Auslandsregatta? Geht doch!  Nach zwei, drei erfolgslosen Versuchen haben wir es dieses Jahr endlich geschafft mit dem Mixed Team die Landesgrenze zu überschreiten und für das 20th Dragonboat Festival in Prag zu melden.  Freitag Mittag ging die Reise in Hamburg los und nur wenige Stunden und verschiedene Verkehrsmittel später sind wir in unserer Unterkunft, direkt an Moldau gelegen, angekommen.  Schon von den Fenstern aus waren Wendebojen zu sehen und spätestens jetzt war klar, dass der Weg zur Regatta recht kurz sein dürfte. War dann auch so! Am nächsten Morgen, bei besten Wetter fanden wir ein voll besetztes Gelände und allerhand Drachenbootsportler aus Tschechien, China und Deutschland vor. Mehr oder weniger am Rande erfuhren wir dann, dass hier die Top Teams aus Tschechien Ihre internen Vorbereitungen für die EM ausfahren werden und man durfte auf ein paar knackige Rennen hoffen.

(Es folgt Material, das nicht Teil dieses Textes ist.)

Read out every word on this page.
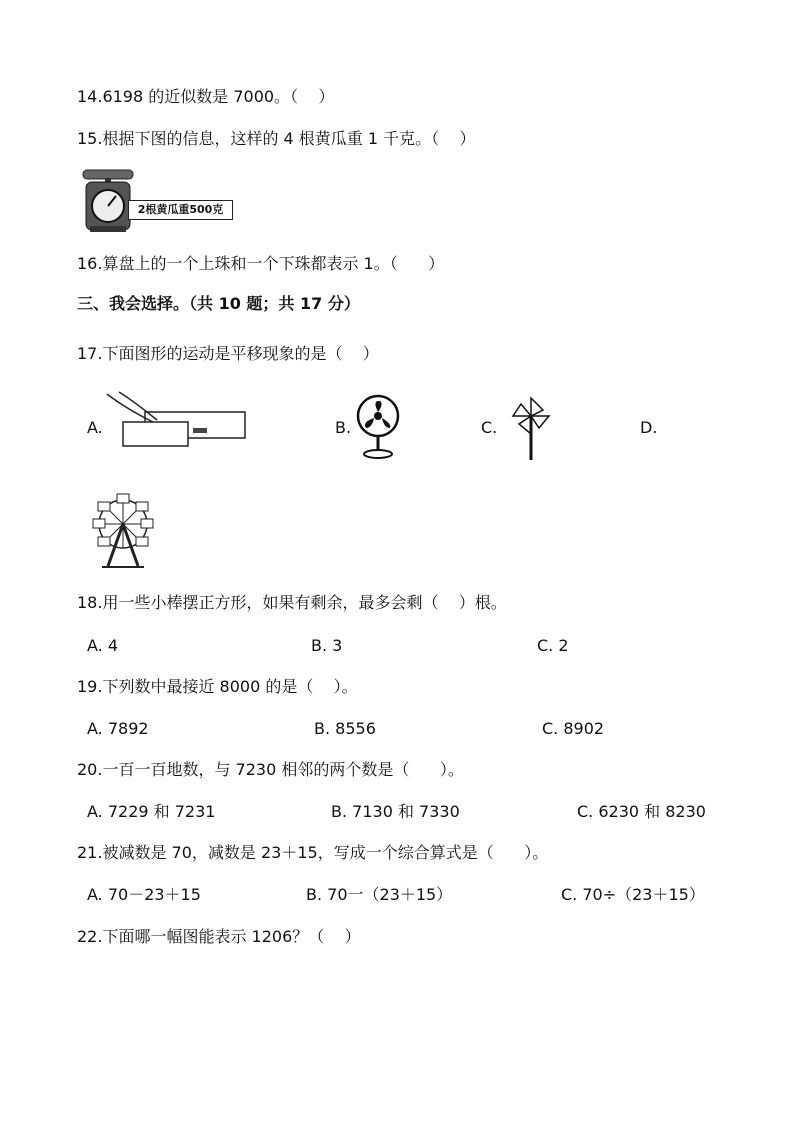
14.6198 的近似数是 7000。（    ）
15.根据下图的信息，这样的 4 根黄瓜重 1 千克。（    ）
2根黄瓜重500克
16.算盘上的一个上珠和一个下珠都表示 1。（      ）
三、我会选择。（共 10 题；共 17 分）
17.下面图形的运动是平移现象的是（    ）
A.	B.	C.	D.
18.用一些小棒摆正方形，如果有剩余，最多会剩（    ）根。
A. 4	B. 3	C. 2
19.下列数中最接近 8000 的是（    ）。
A. 7892	B. 8556	C. 8902
20.一百一百地数，与 7230 相邻的两个数是（      ）。
A. 7229 和 7231	B. 7130 和 7330	C. 6230 和 8230
21.被减数是 70，减数是 23＋15，写成一个综合算式是（      ）。
A. 70－23＋15	B. 70一（23＋15）	C. 70÷（23＋15）
22.下面哪一幅图能表示 1206？（    ）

Wir sind über 200 und 2000 Meter an den Start gegangen, wobei alle Rennen knapp hintereinander, innerhalb von etwa drei Stunden abgefahren wurden. Auf der Kurzstrecke haben wir uns ins B-Finale gepaddelt und mit Platz 4 abgeschlossen. Später, auf der Langstrecke, haben wir unseren Lauf zwar gewonnen – allerdings war der zweite Lauf dann doch noch einen Tick schneller unterwegs sodass es am Ende der 8. Patz geworden ist. Gefeiert wurde bei der Siegerehrung und der späteren Party auf dem Gelände trotzdem recht ordentlich. Vorab haben wir uns noch im Hotel mit einer größeren Lieferung Pizza gestärkt, die wir freundlicherweise direkt im bestuhlten Hotelflur verspeisen durften.

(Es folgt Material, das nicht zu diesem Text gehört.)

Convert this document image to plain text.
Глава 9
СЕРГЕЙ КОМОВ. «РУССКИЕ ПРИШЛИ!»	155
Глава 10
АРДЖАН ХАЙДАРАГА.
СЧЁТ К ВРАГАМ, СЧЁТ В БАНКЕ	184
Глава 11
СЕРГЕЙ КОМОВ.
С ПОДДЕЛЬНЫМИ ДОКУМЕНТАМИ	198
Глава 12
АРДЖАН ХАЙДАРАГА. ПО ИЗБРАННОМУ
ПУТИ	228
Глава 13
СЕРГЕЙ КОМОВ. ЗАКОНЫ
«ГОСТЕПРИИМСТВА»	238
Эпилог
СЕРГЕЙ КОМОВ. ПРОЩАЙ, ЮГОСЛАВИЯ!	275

Am Sonntag gab’s leider keine Mixed Rennen auf dem Rennplan – dafür aber wieder sonniges Wetter. Somit haben wir vom Renn- in den Tourimodus geschaltet und die Sehenswürdigkeiten Prags abgeklappert. Die Moldaufahrt durfte dabei ebenso wenig fehlen, wie der vollkommen überteuerte Prager Schinken auf den Marktplätzen, oder ein Besuch in einer der zahlreichen Brauereien… In den späteren Abendstunden, nach einem schicken Blick über das nächtliche Prag, hat sich ein gerade in den Feierabend startender Gastronom auf der Türschwelle umgedreht und für unsere „kleine Gruppe“ nochmal die Küche hochgefahren und den Zapfhahn aufgedreht. Dürfte eine Win-Win-Situation gewesen sein…

Für dieses Jahr werden nur noch Regatten im Inland auf dem Plan stehen, die aktuelle Euphorie für eine Auswärtsregatta ist aber noch groß genug, um direkt die Planung für die nächste Saison aufzunehmen…  Für den Moment richten wir den Blick aber auf das kommende Wochenende: Dann geht’s für 200m und 6000m Rennen nach Lübeck.